The estate that Washington bought in 1738 had belonged to William Strother, a lawyer and something of an entrepreneur himself, representing British mining companies acquiring mineral rights. He had also been a proprietor of the Falmouth inspection station. When his widow remarried and moved away, she left behind a farm in good working order. Though they had gone separate ways, there was a close bond between Augustine Washington and his sister, Mildred; they had grown up together in the Chotank home of their father's executor and cousin, John Washington.
In 1726, Mildred had sold Augustine a 2,500-acre tract on Little Hunting Creek willed to her by their father. In 1732, she was godmother to her infant nephew George, the first son of Augustine's second marriage. Through this marriage, to Mary Ball in 1731, Augustine acquired 600 valuable acres that his new wife had inherited adjoining his mining venture on Accokeek Creek in Stafford County. This acquisition had expanded his opportunity for profitable participation in the business and may have been the reason he relocated his family in 1735 from the farm at Pope's Creek to the Hunting Creek tract.
Then in 1738, on a trip to England, Washington increased his ownership share in the Principio company; this would require more of his presence at the mine. Soon after his return, William Strother's farm came onto the market, and it probably did not take much persuasion from Willis to attract Washington to the November auction. Its purchase in December afforded him an opportunity to be reunited with his sister and at the same time to acquire a working farm not far from his business and conveniently located near the town.

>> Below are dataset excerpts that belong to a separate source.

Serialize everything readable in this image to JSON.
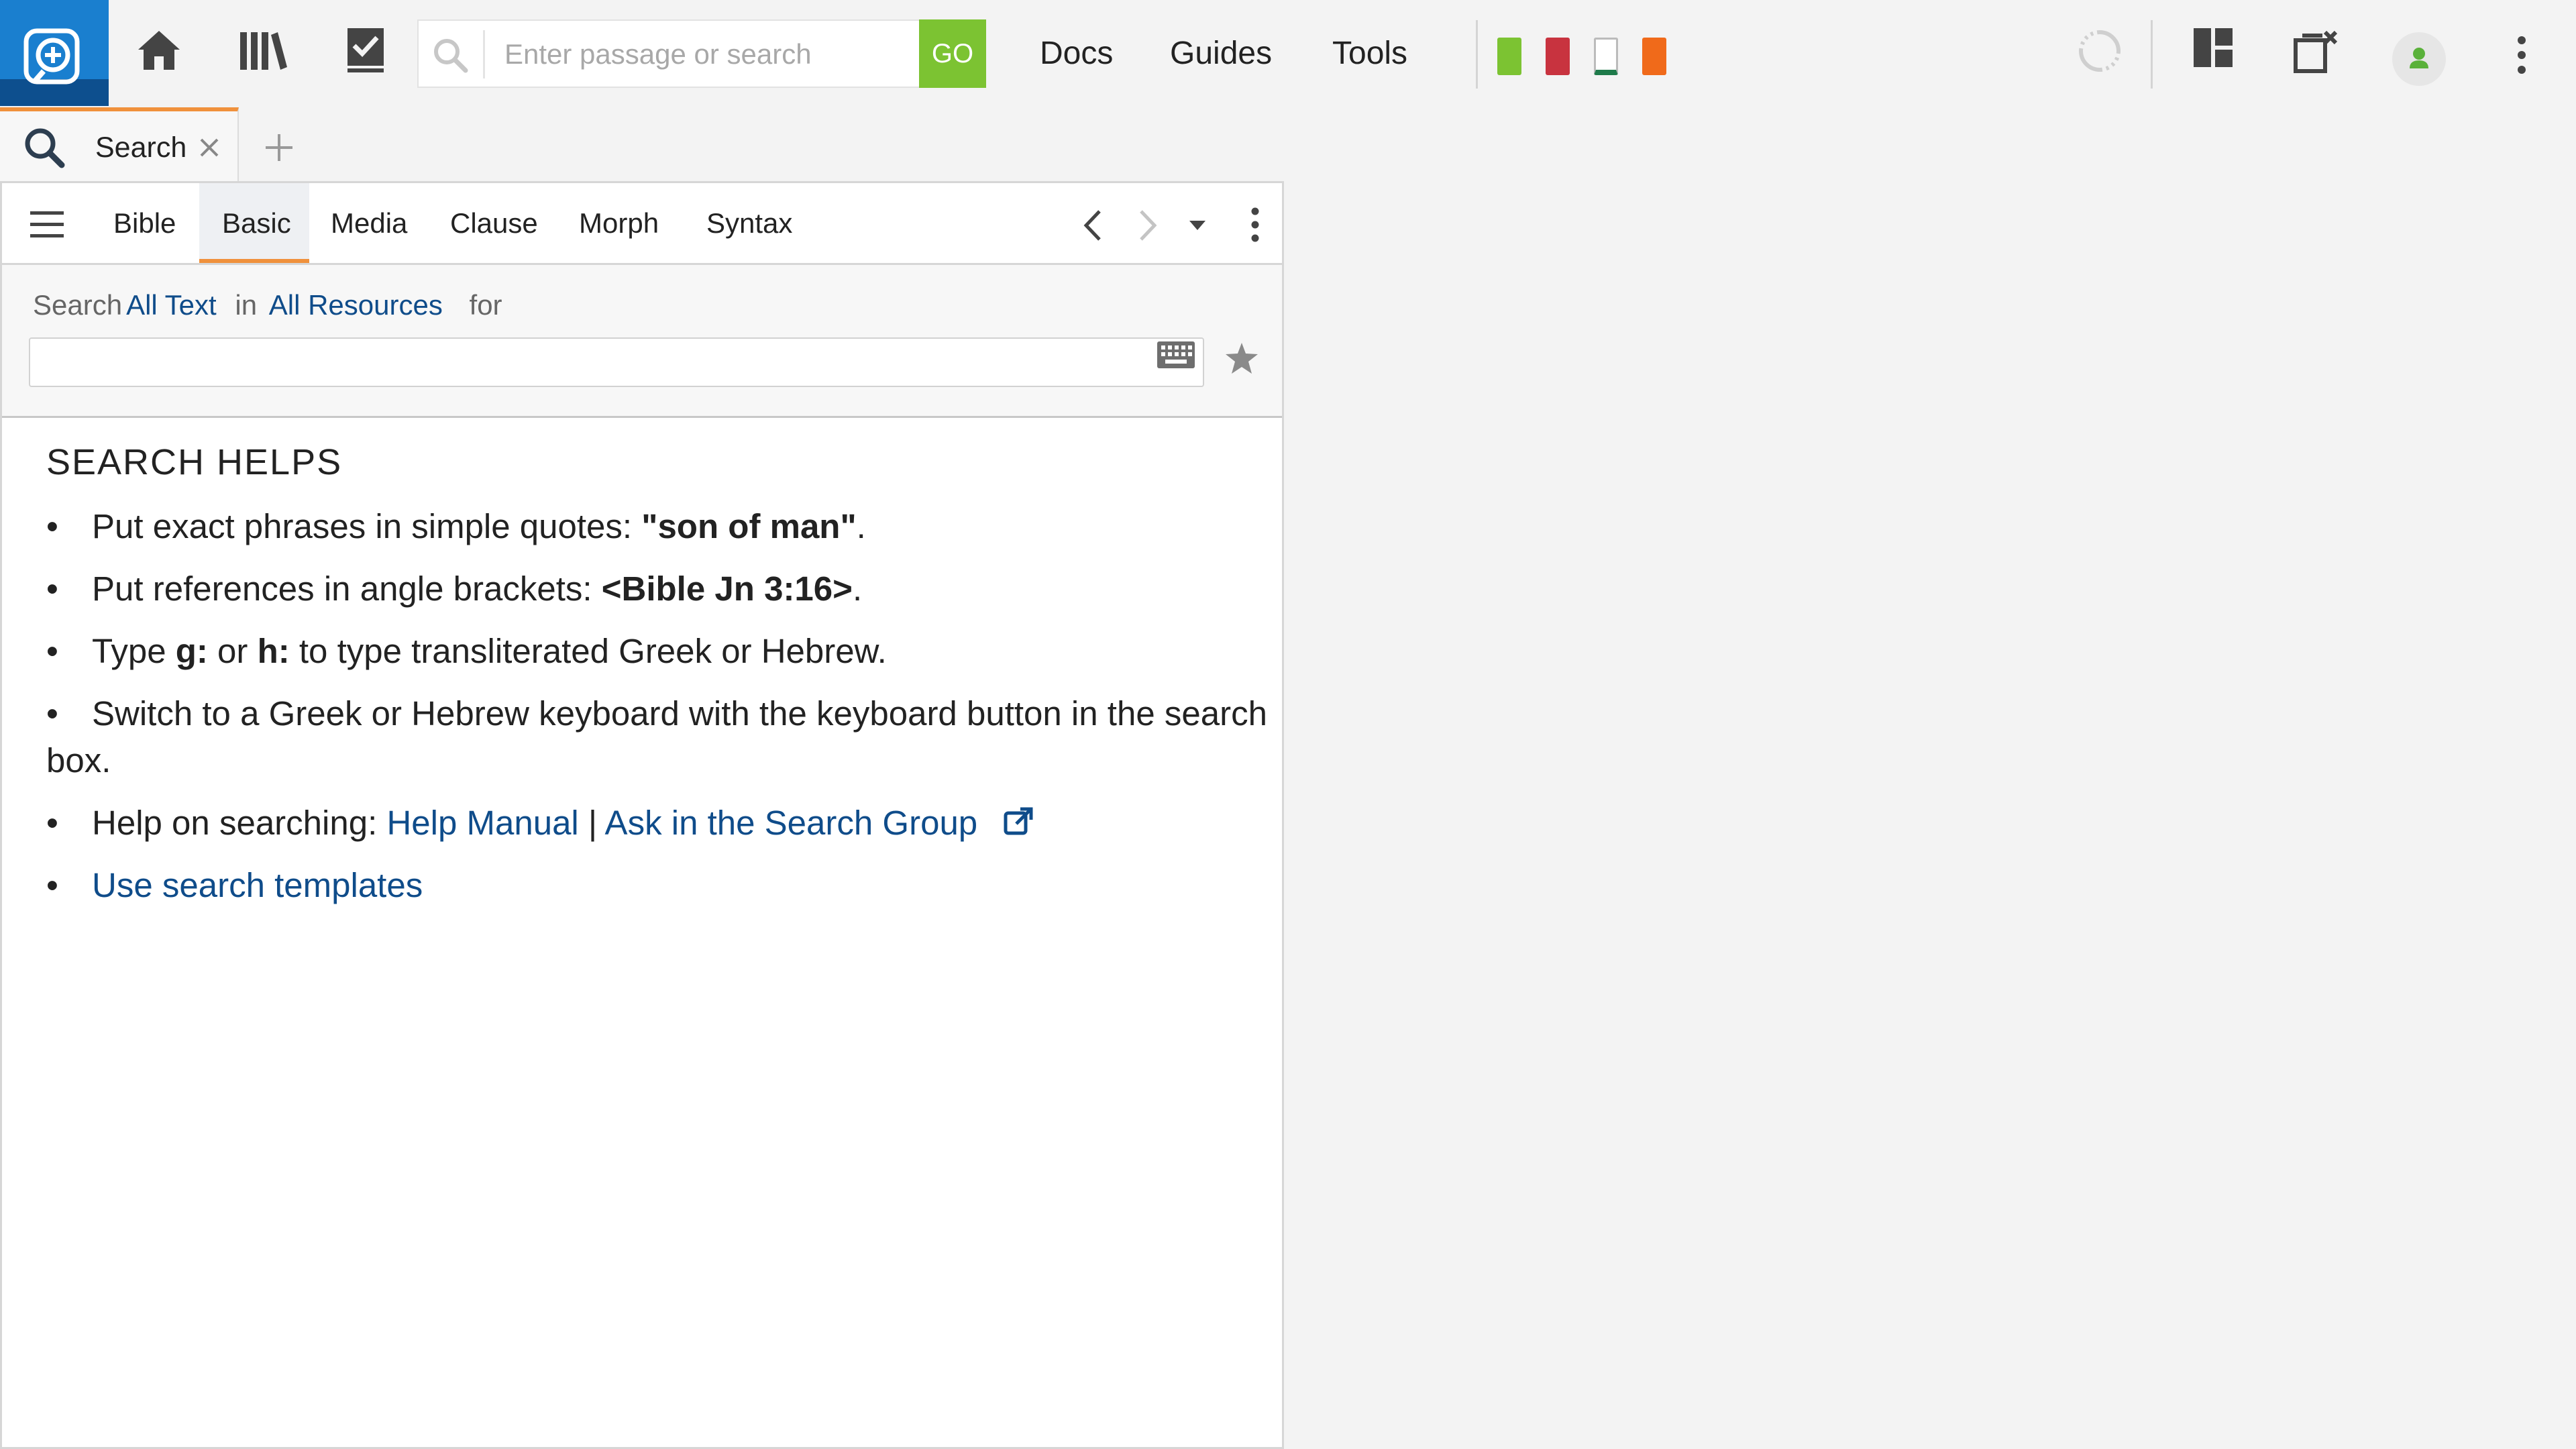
{
  "toolbar": {
    "search_placeholder": "Enter passage or search",
    "go_label": "GO",
    "menu": [
      "Docs",
      "Guides",
      "Tools"
    ]
  },
  "tabs": {
    "active_label": "Search"
  },
  "subtabs": [
    "Bible",
    "Basic",
    "Media",
    "Clause",
    "Morph",
    "Syntax"
  ],
  "query": {
    "search_word": "Search",
    "scope_link": "All Text",
    "in_word": "in",
    "resource_link": "All Resources",
    "for_word": "for",
    "input_value": ""
  },
  "helps": {
    "title": "SEARCH HELPS",
    "item1_pre": "Put exact phrases in simple quotes: ",
    "item1_bold": "\"son of man\"",
    "item1_post": ".",
    "item2_pre": "Put references in angle brackets: ",
    "item2_bold": "<Bible Jn 3:16>",
    "item2_post": ".",
    "item3_pre": "Type ",
    "item3_bold1": "g:",
    "item3_mid": " or ",
    "item3_bold2": "h:",
    "item3_post": " to type transliterated Greek or Hebrew.",
    "item4": "Switch to a Greek or Hebrew keyboard with the keyboard button in the search box.",
    "item5_pre": "Help on searching: ",
    "item5_link1": "Help Manual",
    "item5_sep": " | ",
    "item5_link2": "Ask in the Search Group",
    "item6_link": "Use search templates",
    "bullet": "•"
  },
  "colors": {
    "accent_orange": "#f0913c",
    "go_green": "#7cc332",
    "logo_blue": "#1a7fcf",
    "link_blue": "#0f4c8a"
  },
  "icons": [
    "logo-icon",
    "home-icon",
    "library-icon",
    "checklist-icon",
    "search-icon",
    "sync-icon",
    "layout-icon",
    "close-panels-icon",
    "user-icon",
    "more-icon",
    "hamburger-icon",
    "keyboard-icon",
    "star-icon",
    "external-link-icon"
  ]
}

Neither Augustine Washington nor Henry Willis was cut from the traditional mold of the planter class. They were both mobile entrepreneurs, willing to take risks. Although their relationship was brief, they shared close family ties and interests.
At Willis' estate sale in 1741, Augustine purchased two lots. In all, he and his son Lawrence acquired five of the town's 64 lots between 1739 and 1742. In the years after his death in 1743, two of his children and eventually his widow became town residents.